Isbetcherian mischt die U18-EM auf. Mistelbach-Youngster warf beim B-Turnier in Mazedonien schon zweimal über 30 Punkte.

Von David Aichinger. Erstellt am 01. August 2018 (03:00)
FIBA
Der Antreiber. Paul Isbetcherian (l.) geht bei der B-EM in Mazedonien für das U18-Nationalteam voran.

Das österreichische U18-Nationalteam hat bei der B-EM in Mazedonien Chancen aufs Viertelfinale. Von den ersten drei Partien in einer Sechsergruppe hat Rot-Weiß-Rot zwei gewonnen, was aktuell für Platz zwei reicht. Die ersten zwei der Gruppe steigen auf.

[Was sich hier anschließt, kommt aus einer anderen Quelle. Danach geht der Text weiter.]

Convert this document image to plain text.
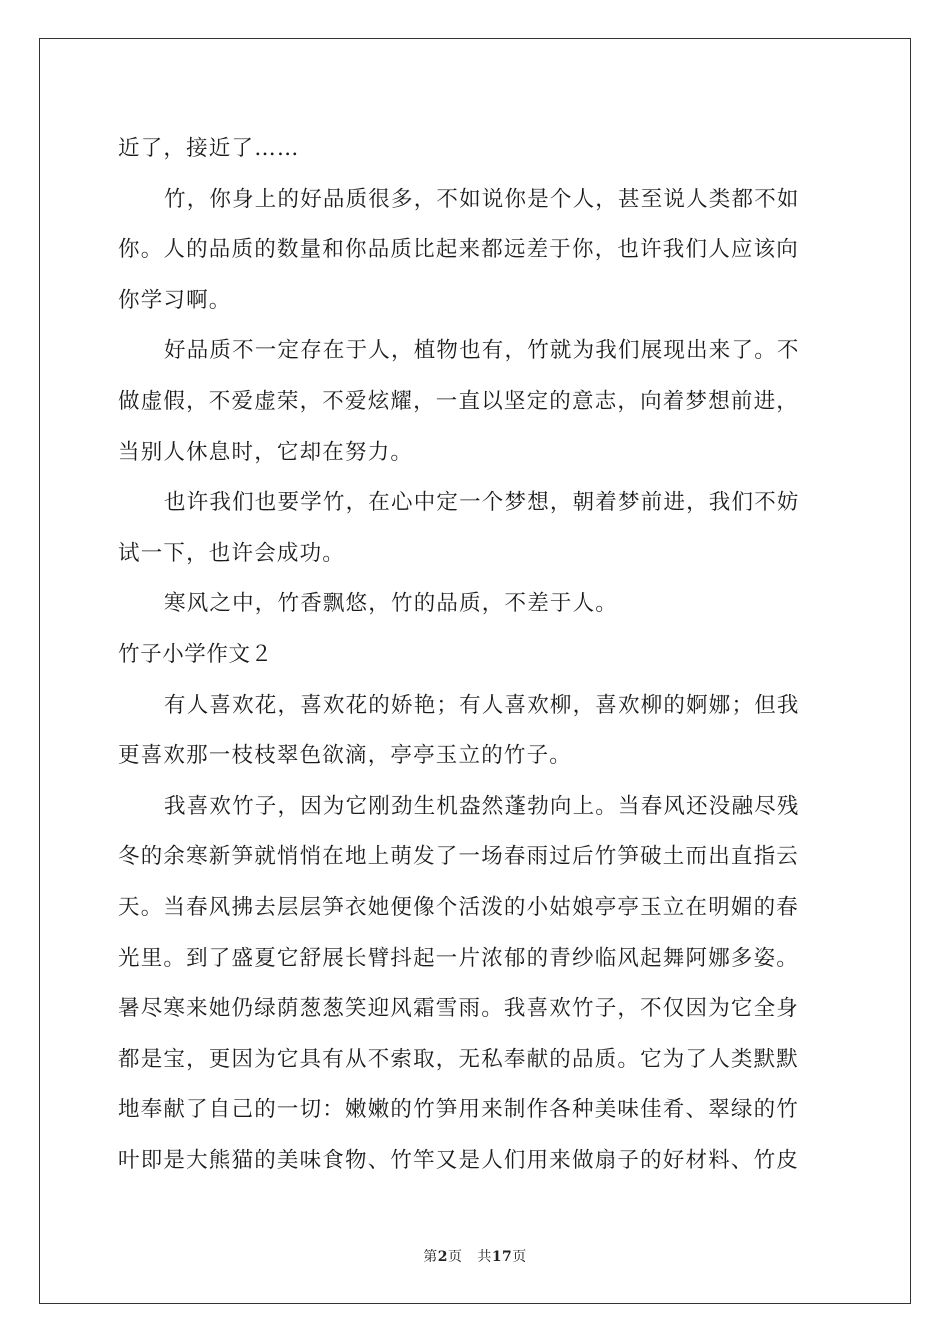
近了，接近了……
竹，你身上的好品质很多，不如说你是个人，甚至说人类都不如
你。人的品质的数量和你品质比起来都远差于你，也许我们人应该向
你学习啊。
好品质不一定存在于人，植物也有，竹就为我们展现出来了。不
做虚假，不爱虚荣，不爱炫耀，一直以坚定的意志，向着梦想前进，
当别人休息时，它却在努力。
也许我们也要学竹，在心中定一个梦想，朝着梦前进，我们不妨
试一下，也许会成功。
寒风之中，竹香飘悠，竹的品质，不差于人。
竹子小学作文２
有人喜欢花，喜欢花的娇艳；有人喜欢柳，喜欢柳的婀娜；但我
更喜欢那一枝枝翠色欲滴，亭亭玉立的竹子。
我喜欢竹子，因为它刚劲生机盎然蓬勃向上。当春风还没融尽残
冬的余寒新笋就悄悄在地上萌发了一场春雨过后竹笋破土而出直指云
天。当春风拂去层层笋衣她便像个活泼的小姑娘亭亭玉立在明媚的春
光里。到了盛夏它舒展长臂抖起一片浓郁的青纱临风起舞阿娜多姿。
暑尽寒来她仍绿荫葱葱笑迎风霜雪雨。我喜欢竹子，不仅因为它全身
都是宝，更因为它具有从不索取，无私奉献的品质。它为了人类默默
地奉献了自己的一切：嫩嫩的竹笋用来制作各种美味佳肴、翠绿的竹
叶即是大熊猫的美味食物、竹竿又是人们用来做扇子的好材料、竹皮
第2页 共17页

Mistelbach-Trainer Martin Weissenböck nahm sich am Sonntag sogar im Urlaub Zeit, um das 88:76 über Georgien anzuschauen. Hauptgrund dafür war freilich sein Schützling Paul Isbetcherian, der bisher überragend spielt. Zweimal schon – gegen Georgien und beim 63:61 gegen Ungarn – warf der Spielgestalter über 30 Punkte. „Er spielt da momentan eine sehr, sehr gute EM, ist wirklich der General am Platz, hat sehr, sehr viel den Ball in der Hand“, attestiert Weissenböck: „Fast schon zu viel (lacht).“

Was den Klubcoach am meisten freut, ist die Entwicklung gegenüber der letzten EM vor einem Jahr: „Da habe ich ihn auch gesehen. Man merkt ihm schon an, dass er jetzt ein Jahr lang auf höherem Level Erfahrung gesammelt hat. Weil in der B-Liga dominiert er natürlich nicht so wie dort.“

Isbetcherian selbst kann kaum glauben, dass er aktuell Scoring Leader des Turniers ist: „Das bleibt sicher nicht so, weil das ist jetzt schon absurd. Ich hätte auch nie gedacht, dass wir heuer in der Gruppenphase zwei, vielleicht sogar drei Siege haben können. Das gab es auch schon lange nicht mehr.“ Von Platz acht bis 16 sei alles drin: „Es wird darauf ankommen, wie uns die Gegner liegen, ob die Kraft reicht und ob meine Mitspieler mehr scoren.“

Semerad bleibt ein Mistelbacher

Zu Hause ist unterdessen die Entscheidung um Michal Semerad gefallen. Der Tscheche, der in Mistelbach schon zugesagt hatte, ehe er ein Angebot vom A-Liga-Verein aus seiner Heimatstadt Brünn bekam, bleibt ein Mustang. „Es wäre schwer für uns, zu diesem Zeitpunkt einen Spieler ähnlichen Formats und ähnlichen Spiels zu rekrutieren“, erklärt Weissenböck.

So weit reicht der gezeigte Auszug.